SQL, or Structured Query Language, is the standard language for relational databases. A relational database stores data in tables of columns and rows, with a unique key assigned to each row. This unique key is then used to create relationships between data in related tables. For example, if a university were building a student database, they might create the following:
Student table with student first and last names, address information, phone number, and emergency contact information. Each student would also have a unique key (student ID).
Student_Courses table with each student’s unique key, the course’s unique key (course ID), and the student’s final grade.
Courses table with the course’s unique key, course name, professor’s name, location, and meeting time.
The tables and the predefined relationship between data elements make a database relational. You might wonder why multiple tables are needed, when instead you could represent all the information in one big table. Two reasons are data consistency and data accuracy.
If the name of a course changed and you were using one big table, you would have to find and change all instances of the course name. With one course table, you could change the course name just once. SQL databases work best when data is not repeated and is instead linked using multiple tables.
The SQL programming language accesses and modifies databases by using SQL queries. A SQL query is inserted into the code of the programming language you’re using (Ruby, Python, or PHP), and the results of the query are then output to your website or data analytics program. If you’re setting up the database yourself, you might want to install a popular database management system such as MySQL or PostgreSQL. Alternatively, if you’re using a BAAS provider for your application, your database can be installed automatically.
NoSQL databases take advantage of advances in hardware to build faster and more efficient databases. Historically, CPUs and storage were expensive, so databases were designed to minimize cost and resources used. If the database grew too large, or the queries started running slowly, the database was moved to a more powerful computer with additional storage.

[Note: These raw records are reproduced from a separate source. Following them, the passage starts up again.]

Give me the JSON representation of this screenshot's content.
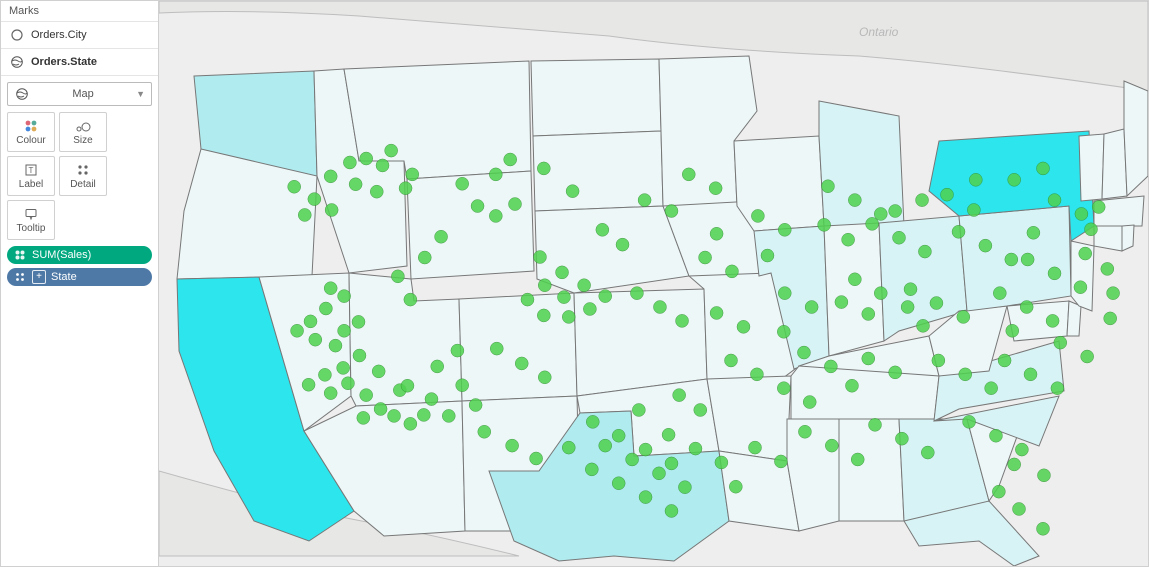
{
  "panel_title": "Marks",
  "layers": [
    {
      "label": "Orders.City",
      "icon": "circle-icon"
    },
    {
      "label": "Orders.State",
      "icon": "globe-icon"
    }
  ],
  "marktype": {
    "label": "Map",
    "icon": "globe-icon"
  },
  "cards": [
    {
      "label": "Colour",
      "icon": "colour"
    },
    {
      "label": "Size",
      "icon": "size"
    },
    {
      "label": "Label",
      "icon": "label"
    },
    {
      "label": "Detail",
      "icon": "detail"
    },
    {
      "label": "Tooltip",
      "icon": "tooltip"
    }
  ],
  "pills": [
    {
      "label": "SUM(Sales)",
      "style": "green",
      "icon": "colour"
    },
    {
      "label": "State",
      "style": "blue",
      "icon": "detail",
      "plus": true
    }
  ],
  "map_labels": {
    "ontario": "Ontario"
  },
  "chart_data": {
    "type": "map",
    "title": "",
    "layers": [
      {
        "name": "Orders.State",
        "geometry": "US states",
        "measure": "SUM(Sales)",
        "encoding": "fill color (light cyan → bright cyan)",
        "states": [
          {
            "name": "California",
            "level": 3
          },
          {
            "name": "New York",
            "level": 3
          },
          {
            "name": "Texas",
            "level": 2
          },
          {
            "name": "Washington",
            "level": 2
          },
          {
            "name": "Florida",
            "level": 1
          },
          {
            "name": "Pennsylvania",
            "level": 1
          },
          {
            "name": "Illinois",
            "level": 1
          },
          {
            "name": "Ohio",
            "level": 1
          },
          {
            "name": "Michigan",
            "level": 1
          },
          {
            "name": "Georgia",
            "level": 1
          },
          {
            "name": "North Carolina",
            "level": 1
          },
          {
            "name": "Virginia",
            "level": 1
          }
        ]
      },
      {
        "name": "Orders.City",
        "geometry": "city points",
        "mark": "circle",
        "color": "#4fd24f",
        "cities_norm": [
          [
            0.195,
            0.197
          ],
          [
            0.212,
            0.211
          ],
          [
            0.221,
            0.181
          ],
          [
            0.243,
            0.229
          ],
          [
            0.236,
            0.257
          ],
          [
            0.206,
            0.264
          ],
          [
            0.184,
            0.249
          ],
          [
            0.158,
            0.233
          ],
          [
            0.178,
            0.205
          ],
          [
            0.12,
            0.254
          ],
          [
            0.141,
            0.279
          ],
          [
            0.159,
            0.301
          ],
          [
            0.131,
            0.311
          ],
          [
            0.158,
            0.459
          ],
          [
            0.172,
            0.475
          ],
          [
            0.153,
            0.5
          ],
          [
            0.137,
            0.526
          ],
          [
            0.123,
            0.545
          ],
          [
            0.142,
            0.563
          ],
          [
            0.163,
            0.575
          ],
          [
            0.188,
            0.595
          ],
          [
            0.171,
            0.62
          ],
          [
            0.152,
            0.634
          ],
          [
            0.135,
            0.654
          ],
          [
            0.158,
            0.671
          ],
          [
            0.176,
            0.651
          ],
          [
            0.195,
            0.675
          ],
          [
            0.21,
            0.703
          ],
          [
            0.192,
            0.721
          ],
          [
            0.224,
            0.717
          ],
          [
            0.241,
            0.733
          ],
          [
            0.255,
            0.715
          ],
          [
            0.208,
            0.627
          ],
          [
            0.23,
            0.665
          ],
          [
            0.172,
            0.545
          ],
          [
            0.187,
            0.527
          ],
          [
            0.238,
            0.656
          ],
          [
            0.263,
            0.683
          ],
          [
            0.281,
            0.717
          ],
          [
            0.309,
            0.695
          ],
          [
            0.295,
            0.655
          ],
          [
            0.269,
            0.617
          ],
          [
            0.29,
            0.585
          ],
          [
            0.318,
            0.749
          ],
          [
            0.347,
            0.777
          ],
          [
            0.372,
            0.803
          ],
          [
            0.241,
            0.482
          ],
          [
            0.228,
            0.435
          ],
          [
            0.256,
            0.397
          ],
          [
            0.273,
            0.355
          ],
          [
            0.295,
            0.248
          ],
          [
            0.311,
            0.293
          ],
          [
            0.33,
            0.313
          ],
          [
            0.35,
            0.289
          ],
          [
            0.33,
            0.229
          ],
          [
            0.376,
            0.396
          ],
          [
            0.399,
            0.427
          ],
          [
            0.422,
            0.453
          ],
          [
            0.401,
            0.477
          ],
          [
            0.381,
            0.453
          ],
          [
            0.363,
            0.482
          ],
          [
            0.38,
            0.514
          ],
          [
            0.406,
            0.517
          ],
          [
            0.428,
            0.501
          ],
          [
            0.444,
            0.475
          ],
          [
            0.331,
            0.581
          ],
          [
            0.357,
            0.611
          ],
          [
            0.381,
            0.639
          ],
          [
            0.345,
            0.199
          ],
          [
            0.38,
            0.217
          ],
          [
            0.41,
            0.263
          ],
          [
            0.441,
            0.341
          ],
          [
            0.462,
            0.371
          ],
          [
            0.477,
            0.469
          ],
          [
            0.501,
            0.497
          ],
          [
            0.524,
            0.525
          ],
          [
            0.485,
            0.281
          ],
          [
            0.513,
            0.303
          ],
          [
            0.531,
            0.229
          ],
          [
            0.559,
            0.257
          ],
          [
            0.548,
            0.397
          ],
          [
            0.576,
            0.425
          ],
          [
            0.56,
            0.349
          ],
          [
            0.56,
            0.509
          ],
          [
            0.588,
            0.537
          ],
          [
            0.431,
            0.729
          ],
          [
            0.458,
            0.757
          ],
          [
            0.486,
            0.785
          ],
          [
            0.513,
            0.813
          ],
          [
            0.444,
            0.777
          ],
          [
            0.472,
            0.805
          ],
          [
            0.5,
            0.833
          ],
          [
            0.527,
            0.861
          ],
          [
            0.458,
            0.853
          ],
          [
            0.486,
            0.881
          ],
          [
            0.513,
            0.909
          ],
          [
            0.43,
            0.825
          ],
          [
            0.51,
            0.755
          ],
          [
            0.538,
            0.783
          ],
          [
            0.565,
            0.811
          ],
          [
            0.479,
            0.705
          ],
          [
            0.406,
            0.781
          ],
          [
            0.543,
            0.705
          ],
          [
            0.521,
            0.675
          ],
          [
            0.575,
            0.605
          ],
          [
            0.602,
            0.633
          ],
          [
            0.63,
            0.661
          ],
          [
            0.657,
            0.689
          ],
          [
            0.6,
            0.781
          ],
          [
            0.627,
            0.809
          ],
          [
            0.58,
            0.86
          ],
          [
            0.603,
            0.313
          ],
          [
            0.631,
            0.341
          ],
          [
            0.613,
            0.393
          ],
          [
            0.631,
            0.469
          ],
          [
            0.659,
            0.497
          ],
          [
            0.651,
            0.589
          ],
          [
            0.679,
            0.617
          ],
          [
            0.63,
            0.547
          ],
          [
            0.676,
            0.253
          ],
          [
            0.704,
            0.281
          ],
          [
            0.731,
            0.309
          ],
          [
            0.697,
            0.361
          ],
          [
            0.672,
            0.331
          ],
          [
            0.704,
            0.441
          ],
          [
            0.731,
            0.469
          ],
          [
            0.759,
            0.497
          ],
          [
            0.718,
            0.511
          ],
          [
            0.69,
            0.487
          ],
          [
            0.718,
            0.601
          ],
          [
            0.746,
            0.629
          ],
          [
            0.701,
            0.656
          ],
          [
            0.652,
            0.749
          ],
          [
            0.68,
            0.777
          ],
          [
            0.707,
            0.805
          ],
          [
            0.725,
            0.735
          ],
          [
            0.753,
            0.763
          ],
          [
            0.78,
            0.791
          ],
          [
            0.722,
            0.329
          ],
          [
            0.75,
            0.357
          ],
          [
            0.777,
            0.385
          ],
          [
            0.746,
            0.303
          ],
          [
            0.774,
            0.281
          ],
          [
            0.762,
            0.461
          ],
          [
            0.789,
            0.489
          ],
          [
            0.817,
            0.517
          ],
          [
            0.775,
            0.535
          ],
          [
            0.791,
            0.605
          ],
          [
            0.819,
            0.633
          ],
          [
            0.846,
            0.661
          ],
          [
            0.812,
            0.345
          ],
          [
            0.84,
            0.373
          ],
          [
            0.867,
            0.401
          ],
          [
            0.828,
            0.301
          ],
          [
            0.823,
            0.729
          ],
          [
            0.851,
            0.757
          ],
          [
            0.878,
            0.785
          ],
          [
            0.855,
            0.469
          ],
          [
            0.883,
            0.497
          ],
          [
            0.91,
            0.525
          ],
          [
            0.868,
            0.545
          ],
          [
            0.86,
            0.605
          ],
          [
            0.887,
            0.633
          ],
          [
            0.915,
            0.661
          ],
          [
            0.901,
            0.837
          ],
          [
            0.854,
            0.87
          ],
          [
            0.875,
            0.905
          ],
          [
            0.9,
            0.945
          ],
          [
            0.87,
            0.815
          ],
          [
            0.884,
            0.401
          ],
          [
            0.912,
            0.429
          ],
          [
            0.939,
            0.457
          ],
          [
            0.89,
            0.347
          ],
          [
            0.912,
            0.281
          ],
          [
            0.94,
            0.309
          ],
          [
            0.87,
            0.24
          ],
          [
            0.9,
            0.217
          ],
          [
            0.918,
            0.569
          ],
          [
            0.946,
            0.597
          ],
          [
            0.944,
            0.389
          ],
          [
            0.95,
            0.34
          ],
          [
            0.967,
            0.42
          ],
          [
            0.958,
            0.295
          ],
          [
            0.973,
            0.469
          ],
          [
            0.97,
            0.52
          ],
          [
            0.8,
            0.27
          ],
          [
            0.83,
            0.24
          ]
        ]
      }
    ]
  }
}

Today, two things have happened that challenge assumptions used by SQL databases. First, hardware prices of storage and CPUs have dropped, while hard drives have become bigger and CPUs have become more powerful. Second, the amount of data that needs to be stored has increased, and it is not always clear in advance what data will be collected and stored.

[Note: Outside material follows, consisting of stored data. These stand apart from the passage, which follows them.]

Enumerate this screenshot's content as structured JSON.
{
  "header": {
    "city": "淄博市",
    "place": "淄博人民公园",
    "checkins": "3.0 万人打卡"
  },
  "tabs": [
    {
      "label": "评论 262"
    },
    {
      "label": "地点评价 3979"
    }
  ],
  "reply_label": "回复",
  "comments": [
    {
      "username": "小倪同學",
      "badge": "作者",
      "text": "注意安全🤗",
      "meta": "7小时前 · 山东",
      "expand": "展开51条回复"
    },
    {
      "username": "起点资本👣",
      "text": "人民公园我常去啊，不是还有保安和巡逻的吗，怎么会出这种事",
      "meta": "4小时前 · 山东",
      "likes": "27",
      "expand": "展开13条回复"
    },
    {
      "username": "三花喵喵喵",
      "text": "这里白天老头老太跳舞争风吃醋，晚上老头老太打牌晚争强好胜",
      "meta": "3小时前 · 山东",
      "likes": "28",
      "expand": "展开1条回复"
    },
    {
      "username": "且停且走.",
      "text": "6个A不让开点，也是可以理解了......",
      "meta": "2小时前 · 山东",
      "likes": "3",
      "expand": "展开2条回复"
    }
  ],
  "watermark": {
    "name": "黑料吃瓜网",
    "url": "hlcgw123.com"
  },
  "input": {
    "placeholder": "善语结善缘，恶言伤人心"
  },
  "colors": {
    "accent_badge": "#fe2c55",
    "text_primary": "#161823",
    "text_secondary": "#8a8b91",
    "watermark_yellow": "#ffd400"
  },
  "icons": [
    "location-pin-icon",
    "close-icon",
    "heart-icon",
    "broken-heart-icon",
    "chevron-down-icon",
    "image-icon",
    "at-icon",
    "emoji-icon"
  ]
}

For example, Google processes 24 petabytes (1000 terabytes) of data daily — the average consumer hard drive is a little over 1 terabyte.
NoSQL databases are distributed, which means they are stored and processed across multiple servers. Popular NoSQL databases include MongoDB, CouchDB, and Redis. A NoSQL database system has the following advantages:
No schema: Unlike with a SQL database, you do not define the data relationships beforehand. NoSQL databases allow you to change the format or type of data being stored at any time.
Scalable: If your database becomes too large, you can easily add another relatively cheap server without any downtime. For SQL databases, scaling your database requires buying an expensive server and experiencing downtime to migrate and install the database on a new system.
Cheap: You can use inexpensive consumer‐level hardware for a NoSQL database. For even greater ease, you can use a product such as Amazon web Services (AWS) to cheaply rent storage space and set up a NoSQL database with just a click, without buying physical servers.
NoSQL databases also spread the processing load across multiple CPUs. In a process called MapReduce, a large data set is divided into smaller data sets, which are each processed independently. The results from these individual data sets are then reduced back into a single data set or result.
For example, suppose you want to find the Facebook user with the most friends. Instead of using one computer to search Facebook’s 1.5 billion users, you could split the users into fifteen data sets of 100,000 users each, and then map each data set to one of fifteen computers.
Each computer would process its list to find the user with the most friends, after which each result would be reduced into one smaller data set of fifteen names. The final operation would find the user with the most friends from this smaller list of fifteen users.
NoSQL databases have many advantages, but there are some obstacles as well. The database system is relatively new, so there is less technical support and fewer people with expertise to set up, administer, and develop NoSQL databases. Additionally, because running simple queries in NoSQL databases can be difficult, doing analytics and business reporting for NoSQL databases is not as developed and is much harder than doing similar work for SQL databases.